On the level of the individual poem, too, juxtapositions often drive the work. They strike sparks within the reader’s imagination, ultimately inviting them to extend and elaborate upon the luminous topographies within this stunning collection. In many ways, Waldner’s pairings of the high and low, the sacred and the mundane, and the ordinary and the divine prompt the reader to expand what is possible within their thinking of spirituality, reflection, and mindfulness can be. Consider the first poem in the collection, “Due South, for (God)sake,”:

Stones are blue here
blue like lavender is blue
& what it means to me
I do not invite my god to see—

When my god comes to me it is sudden
yet I know she is coming

Here, Waldner portrays her deity as both female and multiple (an idea that subtly evoked by the lack of capitalization). What’s more, she pairs imagery of the natural world (“Stones are blue here…”) with these provocative theological assertions, ultimately showing us that even the most ethereal flights of imagination are grounded in sensory experience. Like other poems in this collection, the senses are elevated, while other hierarchies are dismantled entirely. The title, for instance, portrays this experience of the divine as a descent, rather than an ascent. Thus Waldner calls our attention to the historicity and the construction of the valuations and judgments we tend to impose upon types of knowledge, experience, and insight, particularly as they relate to spirituality and our notions of the divine.
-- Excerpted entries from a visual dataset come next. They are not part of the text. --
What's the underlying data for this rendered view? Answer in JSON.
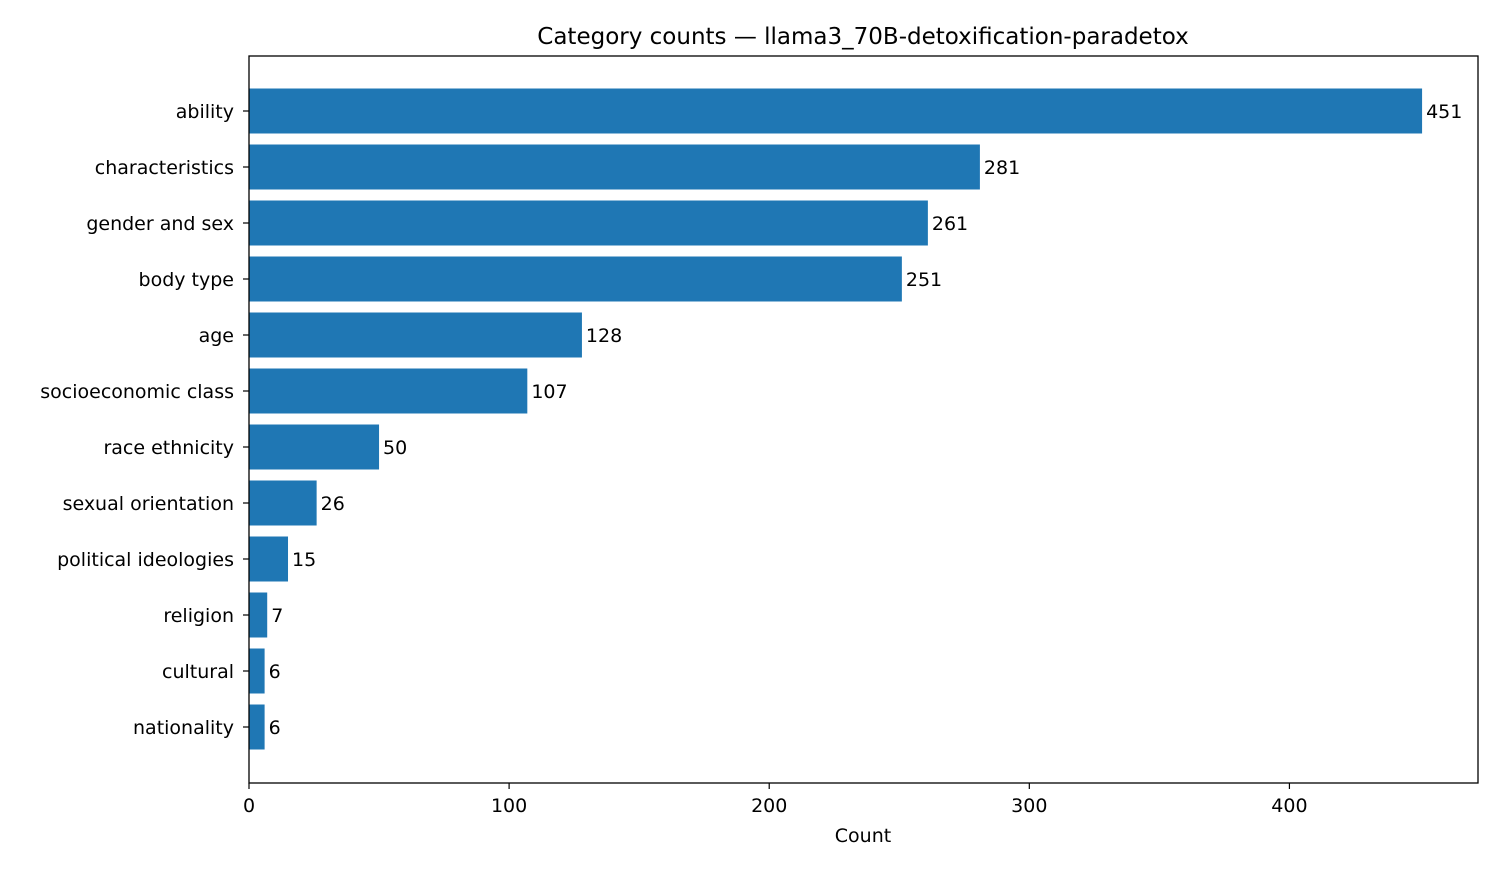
{
  "chart_data": {
    "type": "bar",
    "orientation": "horizontal",
    "title": "Category counts — llama3_70B-detoxification-paradetox",
    "xlabel": "Count",
    "ylabel": "",
    "xlim": [
      0,
      472.5
    ],
    "xticks": [
      0,
      100,
      200,
      300,
      400
    ],
    "grid": false,
    "bar_color": "#1f77b4",
    "categories": [
      "ability",
      "characteristics",
      "gender and sex",
      "body type",
      "age",
      "socioeconomic class",
      "race ethnicity",
      "sexual orientation",
      "political ideologies",
      "religion",
      "cultural",
      "nationality"
    ],
    "values": [
      451,
      281,
      261,
      251,
      128,
      107,
      50,
      26,
      15,
      7,
      6,
      6
    ]
  }
}
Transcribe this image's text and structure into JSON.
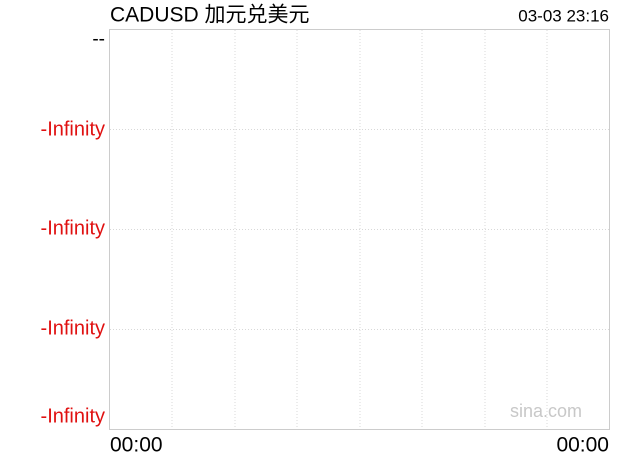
{
  "title": "CADUSD 加元兑美元",
  "time": "03-03 23:16",
  "y_labels": [
    "--",
    "-Infinity",
    "-Infinity",
    "-Infinity",
    "-Infinity"
  ],
  "x_labels": [
    "00:00",
    "00:00"
  ],
  "watermark": "sina.com"
}
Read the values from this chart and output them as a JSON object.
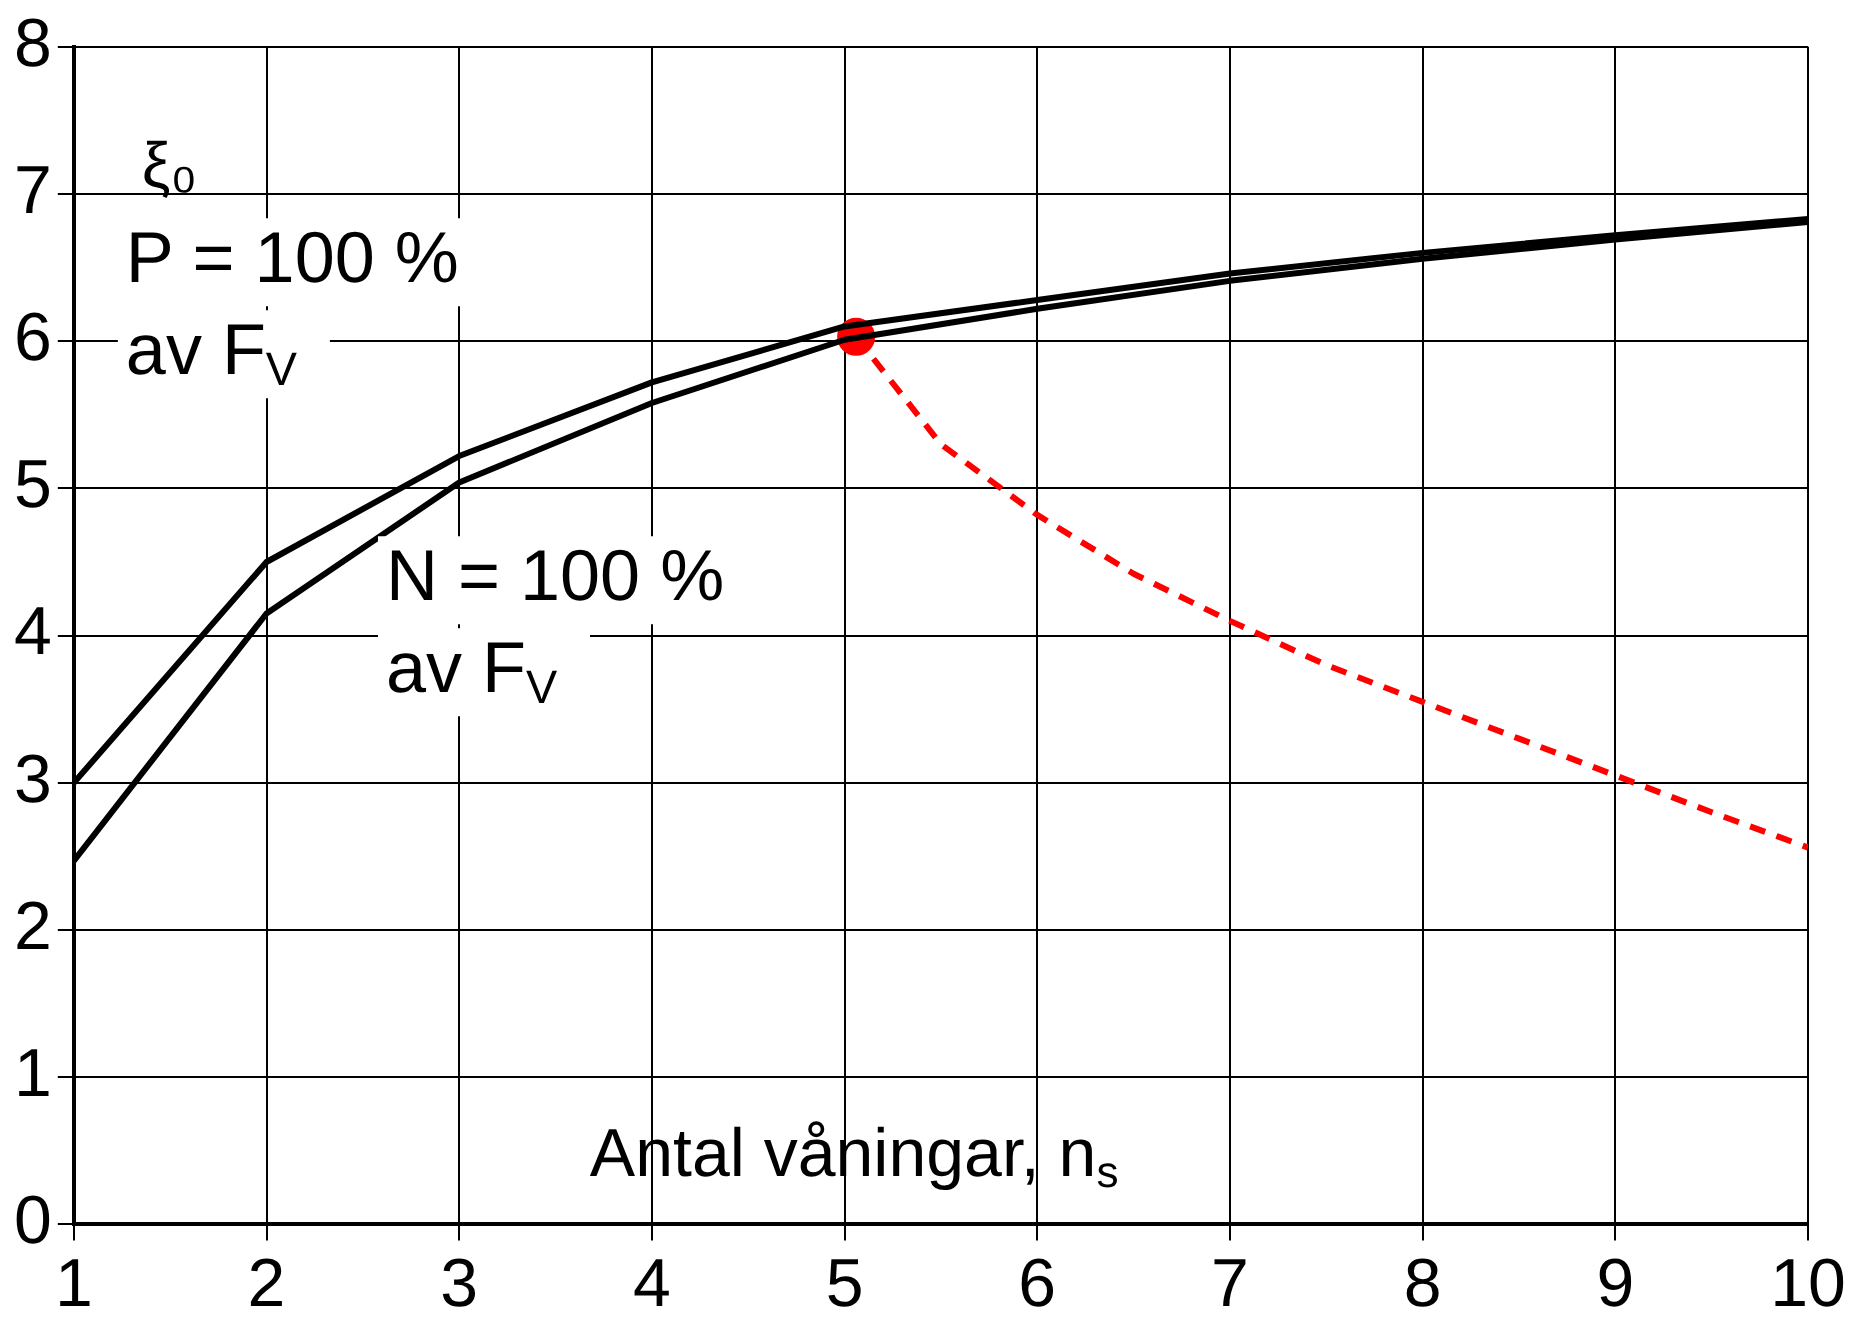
{
  "chart_data": {
    "type": "line",
    "xlabel": "Antal våningar, n$_{s}$",
    "ylabel": "ξ₀",
    "x": [
      1,
      2,
      3,
      4,
      5,
      6,
      7,
      8,
      9,
      10
    ],
    "series": [
      {
        "color": "#000000",
        "values": [
          3.0,
          4.5,
          5.22,
          5.72,
          6.1,
          6.28,
          6.46,
          6.6,
          6.72,
          6.83
        ]
      },
      {
        "color": "#000000",
        "values": [
          2.47,
          4.15,
          5.04,
          5.58,
          6.01,
          6.22,
          6.41,
          6.56,
          6.69,
          6.81
        ]
      },
      {
        "type": "line",
        "color": "#ff0000",
        "line_style": "dashed",
        "marker": "none",
        "x": [
          5.06,
          5.5,
          6,
          6.5,
          7,
          7.5,
          8,
          8.5,
          9,
          9.5,
          10
        ],
        "values": [
          6.03,
          5.3,
          4.82,
          4.42,
          4.1,
          3.8,
          3.55,
          3.3,
          3.05,
          2.8,
          2.56
        ]
      },
      {
        "type": "scatter",
        "color": "#ff0000",
        "marker": "circle",
        "x": [
          5.06
        ],
        "values": [
          6.03
        ]
      }
    ],
    "xlim": [
      1,
      10
    ],
    "xticks": [
      1,
      2,
      3,
      4,
      5,
      6,
      7,
      8,
      9,
      10
    ],
    "ylim": [
      0,
      8
    ],
    "yticks": [
      0,
      1,
      2,
      3,
      4,
      5,
      6,
      7,
      8
    ],
    "grid": true,
    "marker": "none",
    "line_style": "solid",
    "annotations": [
      "P = 100 %\nav F$_{V}$",
      "N = 100 %\nav F$_{V}$"
    ]
  }
}
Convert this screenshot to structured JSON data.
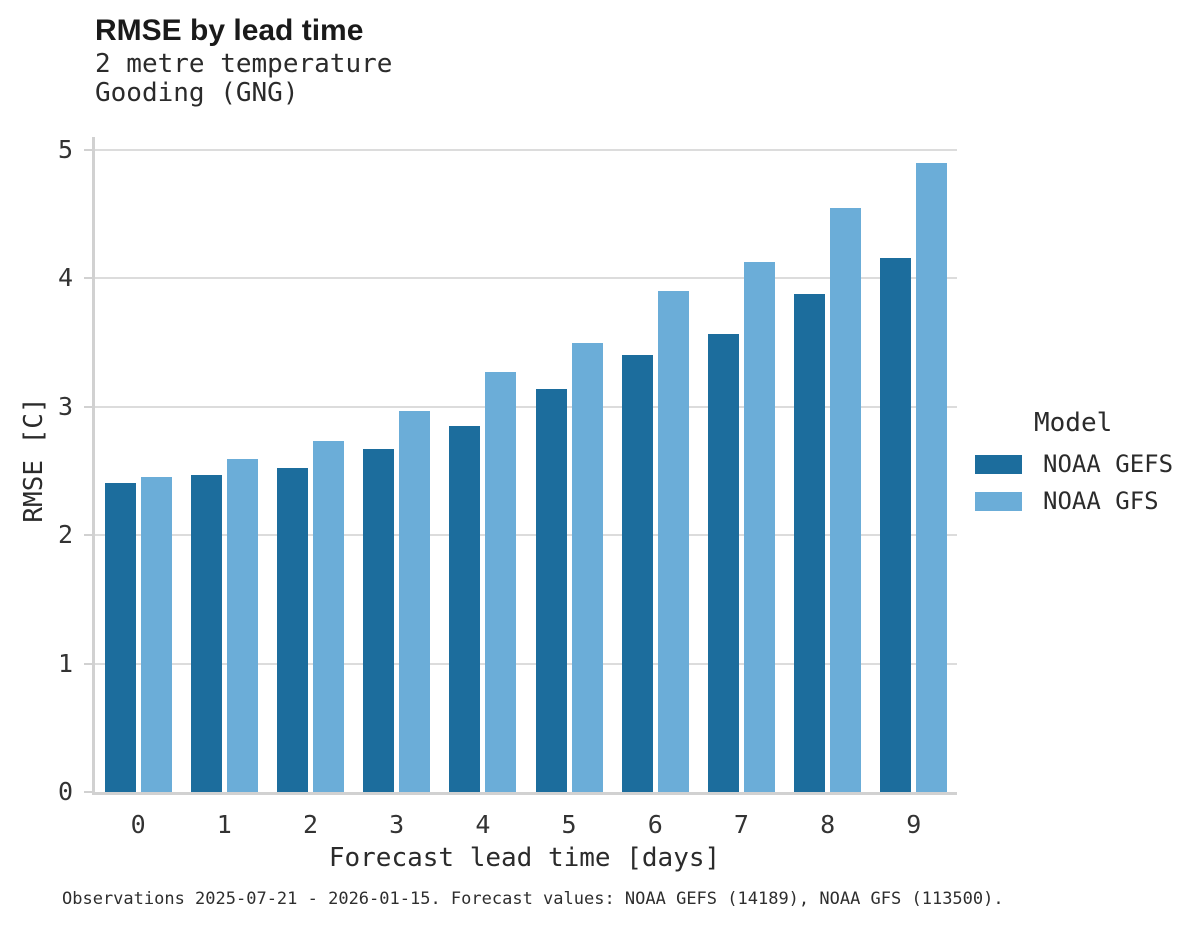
{
  "header": {
    "title": "RMSE by lead time",
    "subtitle_line1": "2 metre temperature",
    "subtitle_line2": "Gooding (GNG)"
  },
  "chart_data": {
    "type": "bar",
    "title": "RMSE by lead time",
    "subtitle": [
      "2 metre temperature",
      "Gooding (GNG)"
    ],
    "categories": [
      "0",
      "1",
      "2",
      "3",
      "4",
      "5",
      "6",
      "7",
      "8",
      "9"
    ],
    "series": [
      {
        "name": "NOAA GEFS",
        "color": "#1c6d9d",
        "values": [
          2.41,
          2.47,
          2.52,
          2.67,
          2.85,
          3.14,
          3.4,
          3.57,
          3.88,
          4.16
        ]
      },
      {
        "name": "NOAA GFS",
        "color": "#6badd8",
        "values": [
          2.45,
          2.59,
          2.73,
          2.97,
          3.27,
          3.5,
          3.9,
          4.13,
          4.55,
          4.9
        ]
      }
    ],
    "xlabel": "Forecast lead time [days]",
    "ylabel": "RMSE [C]",
    "ylim": [
      0,
      5
    ],
    "yticks": [
      0,
      1,
      2,
      3,
      4,
      5
    ],
    "grid": true,
    "legend_title": "Model",
    "legend_position": "right",
    "colors": {
      "grid": "#dcdcdc",
      "axis": "#d1d1d1",
      "text": "#2b2b2b"
    }
  },
  "caption": "Observations 2025-07-21 - 2026-01-15. Forecast values: NOAA GEFS (14189), NOAA GFS (113500)."
}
What is perhaps most impressive about the collection is the fact that Waldner rarely philosophizes, instead allows imagery, syntax, and formal variations to do this work instead. For Waldner, each line break, each shift in form and style, presents an opportunity to make compelling claims about the nature of the soul, the divine, and the inherent limitations of our various attempts at knowing. This is a stylistically accomplished, wonderfully ambitious collection, which becomes even more compelling as its incisive and insightful questions change shape before our eyes.

About the Reviewer

Kristina Marie Darling is the author of over twenty books of poetry. Her awards include two Yaddo residencies, a Hawthornden Castle Fellowship, and a Visiting Artist Fellowship from the American Academy in Rome, as well as grants from the Whiting Foundation and Harvard University's Kittredge Fund. Her poems and essays appear in The Gettysburg Review, New American Writing, The Mid-American Review, The Iowa Review, The Columbia Poetry Review, Verse Daily, and elsewhere. She is currently working toward both a Ph.D. in Literature at S.U.N.Y.-Buffalo and an M.F.A. in Poetry at New York University.